A jurisprudência da corte trata como nulas as provas obtidas por meio de crime. Em um julgamento de 2017, por exemplo, o ministro Celso de Mello recuperou um argumento apresentado por ele em outros casos semelhantes. "Ninguém pode ser investigado, denunciado ou condenado com base, unicamente, em provas ilícitas, quer se trate de ilicitude originária, quer se cuide de ilicitude por derivação. Qualquer novo dado probatório, ainda que produzido, de modo válido, em momento subsequente, não pode apoiar-se, não pode ter fundamento causal nem derivar de prova comprometida pela mácula da ilicitude originária", ele escreveu.
Ou seja: mesmo que as mensagens tenham sido encontradas pelos investigadores de forma lícita (ou seja: a operação que apreendeu o material cumpriu as normas legais), o fato de elas originalmente terem sido fruto de um crime (a violação dos celulares de membros da Lava Jato) as desqualifica. Ou deveria desqualificar.
Rigor com policiais
A jurisprudência do STJ (Superior Tribunal de Justiça) é similar. Há poucas semanas, o tribunal decidiu que policiais não podem usar como prova uma mensagem lida no celular de um suspeito (o aparelho estava bloqueado, mas a mensagem apareceu como notificação na tela). Os magistrados argumentaram que o agente violou o sigilo do aparelho sem ter um mandado judicial.
No caso, os policiais revistaram um traficante conhecido e viram a mensagem. Decidiram, então, ir até a casa da pessoa que enviou a mensagem. Lá, este segundo suspeito tentou fugir e foi preso. Os policiais encontraram cocaína no local.

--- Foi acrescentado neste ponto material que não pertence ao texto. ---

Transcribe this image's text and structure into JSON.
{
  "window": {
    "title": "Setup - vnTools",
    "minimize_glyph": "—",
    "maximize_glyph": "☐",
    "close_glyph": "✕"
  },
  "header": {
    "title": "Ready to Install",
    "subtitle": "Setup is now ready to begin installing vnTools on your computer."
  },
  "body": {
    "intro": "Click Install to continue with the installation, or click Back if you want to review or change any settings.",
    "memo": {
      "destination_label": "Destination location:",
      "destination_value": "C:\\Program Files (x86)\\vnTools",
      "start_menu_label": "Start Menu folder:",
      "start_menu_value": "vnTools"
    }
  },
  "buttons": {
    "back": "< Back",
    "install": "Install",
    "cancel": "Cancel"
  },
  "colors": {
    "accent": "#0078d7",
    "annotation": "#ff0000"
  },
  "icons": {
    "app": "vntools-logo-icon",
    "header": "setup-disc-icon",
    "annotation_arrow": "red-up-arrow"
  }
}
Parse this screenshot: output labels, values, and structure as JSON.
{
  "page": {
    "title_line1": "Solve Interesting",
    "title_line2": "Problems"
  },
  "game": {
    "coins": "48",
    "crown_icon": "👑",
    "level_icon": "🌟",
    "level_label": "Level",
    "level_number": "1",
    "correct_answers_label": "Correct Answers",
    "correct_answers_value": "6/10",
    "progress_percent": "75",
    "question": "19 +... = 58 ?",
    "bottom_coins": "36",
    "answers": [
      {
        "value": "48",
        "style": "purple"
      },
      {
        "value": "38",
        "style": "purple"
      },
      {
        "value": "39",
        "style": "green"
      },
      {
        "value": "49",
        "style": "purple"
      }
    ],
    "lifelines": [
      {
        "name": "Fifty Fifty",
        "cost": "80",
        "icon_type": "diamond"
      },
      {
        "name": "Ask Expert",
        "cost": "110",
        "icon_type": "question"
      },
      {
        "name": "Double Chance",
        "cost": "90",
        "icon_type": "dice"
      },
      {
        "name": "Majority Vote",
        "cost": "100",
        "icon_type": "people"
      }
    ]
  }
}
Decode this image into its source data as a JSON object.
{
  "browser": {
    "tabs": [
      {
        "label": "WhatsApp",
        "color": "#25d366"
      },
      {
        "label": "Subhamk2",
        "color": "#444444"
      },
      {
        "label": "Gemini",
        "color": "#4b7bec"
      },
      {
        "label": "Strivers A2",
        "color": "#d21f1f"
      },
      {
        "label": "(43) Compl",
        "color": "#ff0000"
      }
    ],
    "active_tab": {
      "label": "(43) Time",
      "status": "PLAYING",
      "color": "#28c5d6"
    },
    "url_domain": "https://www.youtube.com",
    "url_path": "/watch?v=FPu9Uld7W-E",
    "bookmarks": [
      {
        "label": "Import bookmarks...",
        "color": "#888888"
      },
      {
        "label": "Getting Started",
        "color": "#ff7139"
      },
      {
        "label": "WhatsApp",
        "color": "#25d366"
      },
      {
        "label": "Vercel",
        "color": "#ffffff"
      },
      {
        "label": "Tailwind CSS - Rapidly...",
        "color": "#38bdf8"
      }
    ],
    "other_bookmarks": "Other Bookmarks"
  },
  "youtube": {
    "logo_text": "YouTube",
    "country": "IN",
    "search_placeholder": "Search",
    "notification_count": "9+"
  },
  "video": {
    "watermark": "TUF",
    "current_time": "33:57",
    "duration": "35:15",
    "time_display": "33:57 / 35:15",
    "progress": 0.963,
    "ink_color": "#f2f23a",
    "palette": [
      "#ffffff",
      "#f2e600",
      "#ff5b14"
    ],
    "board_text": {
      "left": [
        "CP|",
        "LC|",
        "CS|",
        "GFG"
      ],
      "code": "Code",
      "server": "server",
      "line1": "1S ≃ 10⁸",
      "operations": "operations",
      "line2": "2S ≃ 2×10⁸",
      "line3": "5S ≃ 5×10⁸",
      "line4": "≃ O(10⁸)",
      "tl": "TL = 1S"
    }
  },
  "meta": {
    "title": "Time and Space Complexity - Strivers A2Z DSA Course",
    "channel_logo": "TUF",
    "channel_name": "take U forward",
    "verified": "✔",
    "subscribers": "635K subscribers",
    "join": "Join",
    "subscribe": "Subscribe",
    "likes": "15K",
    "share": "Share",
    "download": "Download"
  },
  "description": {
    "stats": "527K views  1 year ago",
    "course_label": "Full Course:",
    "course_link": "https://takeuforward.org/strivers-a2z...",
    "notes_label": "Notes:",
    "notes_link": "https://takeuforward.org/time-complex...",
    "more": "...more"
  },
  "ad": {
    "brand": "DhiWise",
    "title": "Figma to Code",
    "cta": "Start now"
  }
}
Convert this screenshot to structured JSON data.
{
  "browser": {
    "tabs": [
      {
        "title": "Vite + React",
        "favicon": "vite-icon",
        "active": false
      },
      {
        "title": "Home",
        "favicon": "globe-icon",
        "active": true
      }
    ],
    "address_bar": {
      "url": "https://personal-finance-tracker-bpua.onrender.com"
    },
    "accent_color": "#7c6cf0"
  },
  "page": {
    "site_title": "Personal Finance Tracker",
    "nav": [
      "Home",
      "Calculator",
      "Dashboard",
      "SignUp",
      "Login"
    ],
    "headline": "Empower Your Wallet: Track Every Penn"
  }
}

Para o advogado e pesquisador de direito constitucional Antonio Pedro Machado, é aceitável que o STF mude seu entendimento sobre a Constituição, desde que cumpra dois requisitos. Primeiro, ele precisa se adequar aos mecanismos existentes na própria legislação para explicar a mudança de entendimento. "Além disso, é preciso que o Poder Judiciário se utilize dos meios previstos na legislação para resguardar as relações jurídicas que se estabeleceram sob o entendimento que prevalecia à época em àquelas se estabeleceram", ele explica. Ou seja: a nova jurisprudência não pode retroceder no tempo para punir. "Se estes dois requisitos não forem observados, a mudança de jurisprudência pode se tornar um problema grave, já que a previsibilidade, que é o cerne da segurança jurídica, acaba se esvaindo", explica Machado.
A advogada Géssica Almeida não tem dúvidas de que o STF tem atuado como um agente desestabilizador — inclusive ao promover a "pesca probatória". "No passado recente, as investigações guardavam fortes indícios de provas com a conduta do suposto agente investigado. Atualmente, a procura não possui objeto definido ou conduta supostamente criminosa a ser investigada", ela afirma.
Géssica diz ainda que as consequências do padrão duplo adotado pelo STF se espalham pelo Judiciário. "É praticamente unânime no mundo jurídico que as mudanças constantes na interpretação da Constituição e das leis geram insegurança jurídica. São decisões judiciais baseadas em elementos jurídicos imprevisíveis e dependem até do humor do julgador", critica.